Secrétaire d’État tunisien au Développement régional et local, Mohamed Néjib Karafi veut parer au plus pressé pour stabiliser les régions prioritaires. Une enveloppe de 1,483 milliard de dinars sera octroyée au développement local et permettra de lutter contre les disparités.
Jeune Afrique : En cent jours, la population de Sidi Bouzid a récusé trois gouverneurs à qui elle reproche d’arriver sans budget ni plan de développement local. Que lui répondez-vous ?
Mohamed Néjib Karafi : Que la déstabilisation de l’administration est contre-productive. Pour élaborer des budgets et s’occuper du programme de développement local, encore faut-il pouvoir travailler. Sur les cent jours que vous évoquez, combien de journées de travail dans la sérénité a eues le gouvernement ? Cela dit, nous avons avancé et pris des mesures urgentes pour relancer un tant soit peu la vie économique dans nos régions.

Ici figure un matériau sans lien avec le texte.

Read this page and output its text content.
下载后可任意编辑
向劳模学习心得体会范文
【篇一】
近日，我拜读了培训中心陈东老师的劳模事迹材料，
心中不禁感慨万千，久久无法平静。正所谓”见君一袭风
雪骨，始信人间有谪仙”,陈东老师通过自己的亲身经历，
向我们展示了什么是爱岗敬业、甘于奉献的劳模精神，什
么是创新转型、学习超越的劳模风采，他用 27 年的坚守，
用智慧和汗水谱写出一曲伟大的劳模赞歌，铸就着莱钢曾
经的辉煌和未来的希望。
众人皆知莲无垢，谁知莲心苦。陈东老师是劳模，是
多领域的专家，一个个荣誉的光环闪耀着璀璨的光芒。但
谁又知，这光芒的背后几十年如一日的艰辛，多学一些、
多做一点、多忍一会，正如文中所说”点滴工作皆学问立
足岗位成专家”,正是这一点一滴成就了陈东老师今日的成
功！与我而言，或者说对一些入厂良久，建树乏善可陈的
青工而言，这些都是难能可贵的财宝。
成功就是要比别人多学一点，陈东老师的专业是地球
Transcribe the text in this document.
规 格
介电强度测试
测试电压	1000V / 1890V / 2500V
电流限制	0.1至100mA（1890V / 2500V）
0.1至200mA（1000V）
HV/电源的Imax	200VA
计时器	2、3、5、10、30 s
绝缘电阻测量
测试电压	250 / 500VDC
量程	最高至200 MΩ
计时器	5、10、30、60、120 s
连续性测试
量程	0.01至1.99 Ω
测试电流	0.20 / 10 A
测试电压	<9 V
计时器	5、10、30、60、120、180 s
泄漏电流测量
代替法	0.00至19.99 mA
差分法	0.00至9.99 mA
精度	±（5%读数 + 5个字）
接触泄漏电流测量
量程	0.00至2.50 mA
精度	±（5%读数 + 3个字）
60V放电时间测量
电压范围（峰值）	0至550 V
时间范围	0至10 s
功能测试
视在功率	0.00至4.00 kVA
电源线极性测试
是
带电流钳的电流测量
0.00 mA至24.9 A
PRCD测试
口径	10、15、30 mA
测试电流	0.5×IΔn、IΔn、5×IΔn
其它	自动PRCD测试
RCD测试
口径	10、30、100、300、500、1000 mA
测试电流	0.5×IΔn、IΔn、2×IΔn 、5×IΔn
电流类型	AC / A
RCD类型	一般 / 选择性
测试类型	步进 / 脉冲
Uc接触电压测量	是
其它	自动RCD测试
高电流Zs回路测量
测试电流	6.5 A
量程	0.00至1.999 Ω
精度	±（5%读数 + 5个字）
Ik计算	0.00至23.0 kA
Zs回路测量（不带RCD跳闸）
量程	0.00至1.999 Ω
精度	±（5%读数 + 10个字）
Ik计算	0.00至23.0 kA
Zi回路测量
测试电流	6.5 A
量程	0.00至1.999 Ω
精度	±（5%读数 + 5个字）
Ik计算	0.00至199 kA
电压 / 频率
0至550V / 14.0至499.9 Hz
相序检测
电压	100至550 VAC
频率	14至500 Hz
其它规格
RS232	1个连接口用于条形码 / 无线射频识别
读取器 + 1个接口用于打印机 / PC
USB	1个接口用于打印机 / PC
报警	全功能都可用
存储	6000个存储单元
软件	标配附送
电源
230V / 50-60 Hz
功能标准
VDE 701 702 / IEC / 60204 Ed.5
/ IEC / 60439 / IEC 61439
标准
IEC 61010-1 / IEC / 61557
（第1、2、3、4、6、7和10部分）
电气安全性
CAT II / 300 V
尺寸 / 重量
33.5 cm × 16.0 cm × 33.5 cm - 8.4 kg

Quelle est votre priorité ?
La première est d’ordre financier. La loi de finances 2011 prévoit une enveloppe de 1,232 milliard de dinars [620 millions d’euros] pour le développement local. Le dernier Conseil des ministres a décidé de l’augmenter de 251 millions. Pour mieux lutter contre les disparités régionales, nous avons établi des critères de manière à identifier les régions prioritaires, sur la base de la démographie, du taux de chômage, dont celui des diplômés-chômeurs, ainsi que du taux de la population vivant au-dessous du seuil de pauvreté. En outre, le gouvernement a décidé de recruter 20 000 fonctionnaires, au lieu des 10 000 que permettent nos objectifs de croissance. Autre effort du gouvernement : la réduction du temps nécessaire au recrutement dans la fonction publique, qui est passé de huit à deux mois. Cela nous permettra de recruter dès le 1er juin. Mais aucun programme ne saurait être efficace sans une relance de l’économie locale, paralysée par l’instabilité et l’insécurité.
Vous voulez dire que la fièvre révolutionnaire n’est pas retombée ?
Je veux dire que la contestation permanente, la revendication de « tout et maintenant » consument beaucoup d’énergie. Nous avons peu de temps et les chantiers sont immenses. Mais je sens comme un vent de rationalité ; la société civile s’implique, et les associations locales préfèrent désormais nous envoyer une plateforme de propositions plutôt que d’organiser des sit-in.